When playing in a band, group or combo situation there is a term you will often hear known as “in the pocket”.

And no…”in the pocket” does not refer to a place to put your hands while on a gig! In simple terms, when a band is playing “in the pocket”, they are playing musically “in sync” with each other.

First off, it’s important to realize that a band can be playing a song together on stage – the same song at the same time – but not truly be playing “in sync” with each other.

It can be compared to the old analogy of an 8 cylinder car engine. If the engine is only firing on 6 or 7 cylinders, it will still take the car down the road and eventually wind up at its destination. But on the way the car may cough, sputter and hesitate, making for a bumpy ride.

Conversely, when the engine is running on all 8 cylinders the ride will be smooth and easy – almost effortless.

When a band is playing “in the pocket” it is running smoothly on all 8 cylinders.

The “pocket” of a song is its “rhythmic core”. The foundation upon which all the other instrumentation, vocals and melodies are layered.

Quite often, the term “in the pocket” is used to describe the ability of the drummer and bass player to “lock in” to that rhythmic core of the song. As a result, many times a drummer or bass player will be favorably described as a “pocket player”.

But we, as guitarists, also have the ability to make a contribution to the “pocket” of a song.

Here are some things a guitar player can focus on to play “in the pocket” with the band.

1. “Listen to me” vs. “Listen to us”

It’s natural, as guitar players, to be focused on what we are doing individually. We are often engrossed in dazzling the audience with our leads and solos.

But playing “in the pocket” requires a bit of a mind shift from that of an individual player, to one of a “team” player.

2. Pay Closer Attention

Rather than focusing on what we are doing individually – in order to become better “pocket players” – we should spend more time “really listening” to what’s going on around us.

Try to focus more on actually “hearing” each individual part that the other players (drummer, bass player, keyboardist, horns, etc.) are contributing to the piece.

3. Make a Contribution

Once you become adept at truly hearing the other parts of the players around you, now try to focus on what your contribution is to the “pocket”.

Truly listen to how what you are playing on guitar contributes to the overall sound of the band as a “whole”.

4. Simple is better…..Less is more

Quite often, for a guitar player, the best contributions to the pocket are the simplest things such as a “chink chink chink” chord pattern that matches the snare drum – or a simply strummed chord that rings out with the bass.

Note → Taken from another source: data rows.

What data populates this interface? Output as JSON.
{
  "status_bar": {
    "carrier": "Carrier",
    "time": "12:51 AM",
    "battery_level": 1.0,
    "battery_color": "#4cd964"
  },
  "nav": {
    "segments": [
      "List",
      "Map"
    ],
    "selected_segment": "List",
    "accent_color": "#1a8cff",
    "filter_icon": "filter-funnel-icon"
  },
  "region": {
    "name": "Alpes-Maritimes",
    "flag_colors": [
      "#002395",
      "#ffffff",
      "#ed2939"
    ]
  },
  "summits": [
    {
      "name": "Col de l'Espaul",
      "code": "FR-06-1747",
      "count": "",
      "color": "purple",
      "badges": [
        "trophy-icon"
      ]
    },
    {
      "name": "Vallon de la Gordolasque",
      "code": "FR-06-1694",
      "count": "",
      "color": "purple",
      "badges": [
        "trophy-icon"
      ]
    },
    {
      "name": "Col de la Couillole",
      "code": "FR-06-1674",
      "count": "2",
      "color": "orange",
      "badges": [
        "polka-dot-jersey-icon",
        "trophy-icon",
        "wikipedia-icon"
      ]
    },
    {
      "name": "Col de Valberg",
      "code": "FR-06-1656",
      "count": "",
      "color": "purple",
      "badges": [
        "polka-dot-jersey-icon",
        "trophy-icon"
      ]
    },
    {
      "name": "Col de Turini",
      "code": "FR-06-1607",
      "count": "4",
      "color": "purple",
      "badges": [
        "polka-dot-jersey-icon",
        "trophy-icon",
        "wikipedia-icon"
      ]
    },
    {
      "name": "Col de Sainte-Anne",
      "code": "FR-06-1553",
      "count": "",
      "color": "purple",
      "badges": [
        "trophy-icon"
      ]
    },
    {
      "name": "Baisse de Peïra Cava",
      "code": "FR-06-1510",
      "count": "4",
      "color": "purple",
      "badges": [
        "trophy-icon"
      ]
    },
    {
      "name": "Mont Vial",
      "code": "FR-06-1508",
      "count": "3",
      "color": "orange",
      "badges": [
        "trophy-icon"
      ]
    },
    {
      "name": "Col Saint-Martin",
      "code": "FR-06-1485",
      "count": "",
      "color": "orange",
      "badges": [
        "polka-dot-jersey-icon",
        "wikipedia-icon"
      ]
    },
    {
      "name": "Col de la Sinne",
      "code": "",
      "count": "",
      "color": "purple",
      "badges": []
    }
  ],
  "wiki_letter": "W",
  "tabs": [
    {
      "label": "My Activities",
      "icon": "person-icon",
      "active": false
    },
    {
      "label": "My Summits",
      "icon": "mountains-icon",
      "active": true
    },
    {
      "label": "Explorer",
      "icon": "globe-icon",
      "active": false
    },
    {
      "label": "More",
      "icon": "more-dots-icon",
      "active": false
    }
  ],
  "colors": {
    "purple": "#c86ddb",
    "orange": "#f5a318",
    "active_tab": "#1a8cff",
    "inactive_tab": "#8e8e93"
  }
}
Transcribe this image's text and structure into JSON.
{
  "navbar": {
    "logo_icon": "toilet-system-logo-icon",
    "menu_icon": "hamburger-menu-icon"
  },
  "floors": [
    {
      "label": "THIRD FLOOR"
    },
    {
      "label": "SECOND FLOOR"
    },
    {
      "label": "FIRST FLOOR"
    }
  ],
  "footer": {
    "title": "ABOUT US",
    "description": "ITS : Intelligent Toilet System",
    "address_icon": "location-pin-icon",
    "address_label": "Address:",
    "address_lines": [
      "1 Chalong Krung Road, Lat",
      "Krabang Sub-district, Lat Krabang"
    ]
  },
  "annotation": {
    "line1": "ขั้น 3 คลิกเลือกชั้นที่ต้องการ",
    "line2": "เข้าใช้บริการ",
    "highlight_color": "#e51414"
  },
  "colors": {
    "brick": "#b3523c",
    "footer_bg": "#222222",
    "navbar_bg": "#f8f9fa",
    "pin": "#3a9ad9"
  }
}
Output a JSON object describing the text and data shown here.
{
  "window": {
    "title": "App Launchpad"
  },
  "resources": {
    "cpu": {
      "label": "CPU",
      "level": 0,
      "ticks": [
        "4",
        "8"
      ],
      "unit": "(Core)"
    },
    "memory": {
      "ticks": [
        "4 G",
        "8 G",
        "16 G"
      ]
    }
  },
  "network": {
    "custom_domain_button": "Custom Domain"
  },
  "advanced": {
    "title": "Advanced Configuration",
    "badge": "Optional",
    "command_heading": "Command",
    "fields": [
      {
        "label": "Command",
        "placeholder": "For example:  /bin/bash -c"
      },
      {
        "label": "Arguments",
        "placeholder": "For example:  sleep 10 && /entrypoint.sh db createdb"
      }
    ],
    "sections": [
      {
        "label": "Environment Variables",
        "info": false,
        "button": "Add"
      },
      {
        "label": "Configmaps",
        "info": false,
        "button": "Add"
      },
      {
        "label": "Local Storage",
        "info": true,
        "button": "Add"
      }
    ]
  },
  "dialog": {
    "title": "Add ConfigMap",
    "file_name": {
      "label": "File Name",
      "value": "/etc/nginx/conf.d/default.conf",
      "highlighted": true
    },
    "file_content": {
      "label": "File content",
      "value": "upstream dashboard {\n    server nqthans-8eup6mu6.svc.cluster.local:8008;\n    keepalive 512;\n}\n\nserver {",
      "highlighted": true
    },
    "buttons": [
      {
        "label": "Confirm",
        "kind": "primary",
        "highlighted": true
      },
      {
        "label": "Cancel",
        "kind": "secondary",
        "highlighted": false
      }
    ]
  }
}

Always keep in mind that a guitarist’s rhythms should complement the bottom end – not be in contrast to it – and that can often be accomplished most successfully by using simple techniques and allowing the song to “breathe” with plenty of spaces.

5. Feel It!

All technical considerations aside, the ability to play “in the pocket” really comes from learning how to play from the perspective of “feeling” the music.

Avoid the natural tendency to “over think” what you are doing and simply lose yourself in the “feel” of the song – and you will be amazed at how quickly you will find yourself “in the pocket”.

In Conclusion

Keep in mind that it’s not just the responsibility of the drummer and bass player to find the “pocket”. We, as guitar players, have an obligation to make our contribution as well.

Always remember that there’s a subtle difference between bands that play “in the pocket” and bands that don’t. But quite often, it’s that fine line that separates good bands from great ones!